与党有利との疑念が強まる政策変更は、改革意向の信頼性を大きく損ないます。
根底にある問題は、政治改革の目的が有権者全体の利益ではなく特定勢力の利害に偏っている構造です。議論を誇張するのではなく、比例と小選挙区の削減をバランスよく実施する案を検討することが重要です。また、議員活動の透明性や効率化、国民への説明責任を強化する取り組みも必要です。第三案として、人口や地域間格差への配慮を前提とした柔軟な議席分配を設定することも有効でしょう。
有権者にとっての民主主義とは、自分の声が届くプロセスに他なりません。それを損なう改革は、結局のところ民の信頼を欠き、政治そのものの正当性を弱める結果しか招きません。真正な改革こそが未来への正道です。
ネットからのコメント
1、午前中中継を聞いていて思ったこと。長妻さんが法案の問題を話し総理はどう思うか問うた場面、総理は答えず国会での審議に委ねるとしか言わない。ずっとそうだ。しかし、案を出しているのは政権、議員削減のように指示を自ら出しているものもある。とにかく責任が自分に来ないようにという姿勢ありあり。

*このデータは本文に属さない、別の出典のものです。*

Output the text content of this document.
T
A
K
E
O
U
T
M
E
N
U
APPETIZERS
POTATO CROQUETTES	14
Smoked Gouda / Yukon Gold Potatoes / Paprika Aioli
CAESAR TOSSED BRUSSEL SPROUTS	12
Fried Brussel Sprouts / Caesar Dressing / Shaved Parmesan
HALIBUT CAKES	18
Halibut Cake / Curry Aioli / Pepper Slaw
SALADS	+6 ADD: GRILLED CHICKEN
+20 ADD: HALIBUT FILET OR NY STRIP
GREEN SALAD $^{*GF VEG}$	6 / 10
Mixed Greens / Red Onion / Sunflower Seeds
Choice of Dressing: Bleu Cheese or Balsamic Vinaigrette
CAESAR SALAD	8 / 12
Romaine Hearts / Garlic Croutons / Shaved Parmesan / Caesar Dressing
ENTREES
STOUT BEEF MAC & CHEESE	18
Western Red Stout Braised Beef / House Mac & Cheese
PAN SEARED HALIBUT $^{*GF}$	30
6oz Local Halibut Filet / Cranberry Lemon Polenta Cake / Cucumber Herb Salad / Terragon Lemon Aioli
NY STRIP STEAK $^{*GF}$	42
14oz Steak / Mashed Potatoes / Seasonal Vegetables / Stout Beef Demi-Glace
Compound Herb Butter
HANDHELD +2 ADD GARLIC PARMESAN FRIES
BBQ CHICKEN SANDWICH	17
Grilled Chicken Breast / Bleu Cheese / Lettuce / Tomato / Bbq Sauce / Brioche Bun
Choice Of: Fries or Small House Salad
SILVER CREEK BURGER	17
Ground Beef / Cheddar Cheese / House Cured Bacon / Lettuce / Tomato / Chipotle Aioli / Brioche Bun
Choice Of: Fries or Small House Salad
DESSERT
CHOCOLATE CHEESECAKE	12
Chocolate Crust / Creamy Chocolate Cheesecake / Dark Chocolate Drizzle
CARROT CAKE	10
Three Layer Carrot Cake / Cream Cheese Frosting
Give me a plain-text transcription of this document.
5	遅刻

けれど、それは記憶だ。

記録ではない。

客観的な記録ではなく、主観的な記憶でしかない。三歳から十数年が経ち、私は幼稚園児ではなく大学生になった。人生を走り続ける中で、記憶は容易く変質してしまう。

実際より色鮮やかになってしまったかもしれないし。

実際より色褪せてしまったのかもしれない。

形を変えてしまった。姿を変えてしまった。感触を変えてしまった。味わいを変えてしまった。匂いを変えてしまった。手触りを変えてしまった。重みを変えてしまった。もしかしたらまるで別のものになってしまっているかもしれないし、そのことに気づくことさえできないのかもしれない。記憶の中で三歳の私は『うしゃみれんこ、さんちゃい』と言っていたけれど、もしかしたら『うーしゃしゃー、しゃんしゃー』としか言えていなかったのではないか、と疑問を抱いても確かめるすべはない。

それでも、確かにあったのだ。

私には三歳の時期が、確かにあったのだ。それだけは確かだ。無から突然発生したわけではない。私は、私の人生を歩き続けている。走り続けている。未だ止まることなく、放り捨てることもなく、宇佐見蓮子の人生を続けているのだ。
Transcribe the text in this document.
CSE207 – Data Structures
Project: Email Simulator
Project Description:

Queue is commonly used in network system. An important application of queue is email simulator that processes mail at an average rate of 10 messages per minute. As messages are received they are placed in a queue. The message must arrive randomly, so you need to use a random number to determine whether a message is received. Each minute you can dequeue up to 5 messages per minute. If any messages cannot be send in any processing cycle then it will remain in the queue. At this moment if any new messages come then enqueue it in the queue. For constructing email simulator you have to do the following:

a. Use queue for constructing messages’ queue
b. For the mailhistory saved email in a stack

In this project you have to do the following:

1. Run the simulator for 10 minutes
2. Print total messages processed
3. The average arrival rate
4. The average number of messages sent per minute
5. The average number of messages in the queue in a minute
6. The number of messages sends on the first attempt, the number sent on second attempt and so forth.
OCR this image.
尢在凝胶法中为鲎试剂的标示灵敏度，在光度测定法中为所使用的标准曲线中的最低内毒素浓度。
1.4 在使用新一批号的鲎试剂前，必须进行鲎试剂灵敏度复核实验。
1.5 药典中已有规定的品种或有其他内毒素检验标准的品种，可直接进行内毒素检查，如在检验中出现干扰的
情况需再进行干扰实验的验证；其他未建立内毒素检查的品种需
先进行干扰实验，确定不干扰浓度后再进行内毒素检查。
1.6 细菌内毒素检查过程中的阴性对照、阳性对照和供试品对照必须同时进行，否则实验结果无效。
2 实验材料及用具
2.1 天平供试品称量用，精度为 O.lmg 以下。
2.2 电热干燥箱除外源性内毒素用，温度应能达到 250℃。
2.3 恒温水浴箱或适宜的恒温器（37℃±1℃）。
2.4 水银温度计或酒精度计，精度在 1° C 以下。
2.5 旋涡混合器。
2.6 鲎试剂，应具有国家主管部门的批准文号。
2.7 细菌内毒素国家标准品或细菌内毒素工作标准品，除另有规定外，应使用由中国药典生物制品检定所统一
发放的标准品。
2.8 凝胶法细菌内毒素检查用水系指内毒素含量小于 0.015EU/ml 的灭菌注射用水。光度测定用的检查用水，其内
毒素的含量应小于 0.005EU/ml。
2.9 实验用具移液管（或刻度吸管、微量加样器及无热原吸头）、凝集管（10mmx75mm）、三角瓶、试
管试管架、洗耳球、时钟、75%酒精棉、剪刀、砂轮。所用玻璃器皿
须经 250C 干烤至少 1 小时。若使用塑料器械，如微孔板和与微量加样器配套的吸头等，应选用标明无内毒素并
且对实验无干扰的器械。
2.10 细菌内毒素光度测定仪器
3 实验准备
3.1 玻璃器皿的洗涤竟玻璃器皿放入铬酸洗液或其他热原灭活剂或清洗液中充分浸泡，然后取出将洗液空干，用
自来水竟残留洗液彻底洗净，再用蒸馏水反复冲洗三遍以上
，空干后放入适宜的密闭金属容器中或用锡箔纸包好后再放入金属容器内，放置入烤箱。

審議に委ねると言いつつ、審議にならない。数で押し切ることしか頭にないのか。
2、忘れられがちですが、議員定数減も選挙の争点のひとつでした。比例だけではなく、選挙区の区割り見直しも織り込んでほしいです。選挙制度の改革は、まとめて一気により良い形に変えるべきだと思います。
3、減らすのはともかく完全に別枠にしてもらいたいのだが党としては当選させたいが知名度的に立候補しても勝てなさそうとかそういう人の枠にしてもらいたい落選した不人気大物議員の復活枠ならないほうがいい入れたい政党の議員が誰もいない選挙区が国民的には多いと思われるので個人名か政党名(比例)の選択式にするのがよいのではないだろうかあと定数より減らすべきは一人当たりの総額高すぎるという感覚が本当にないなら国民のための政治など不可能
4、国会議員の定数や選挙制度については国会が自ら決めるのが筋である。日本は議院内閣制であり、内閣は国会に対して責任を負う立場である。その立場の首相が国会の構成を一方的に変更するのは憲法の構造を変える行為であり、認められるべきではない。
国会では定数と選挙制度を巡り各党間の協議が続けられている。それとは別に、政治資金問題で企業献金廃止を訴えていた維新が自民と連立するために代わりに世論受けのために出してきたのが定数是正だ。そもそもの論理も何もなく、ただ自分たちの都合の良い数字をいきなり出しただけに過ぎない。こんな主張を認めることは日本の政治にとって百害あって一利なしだ。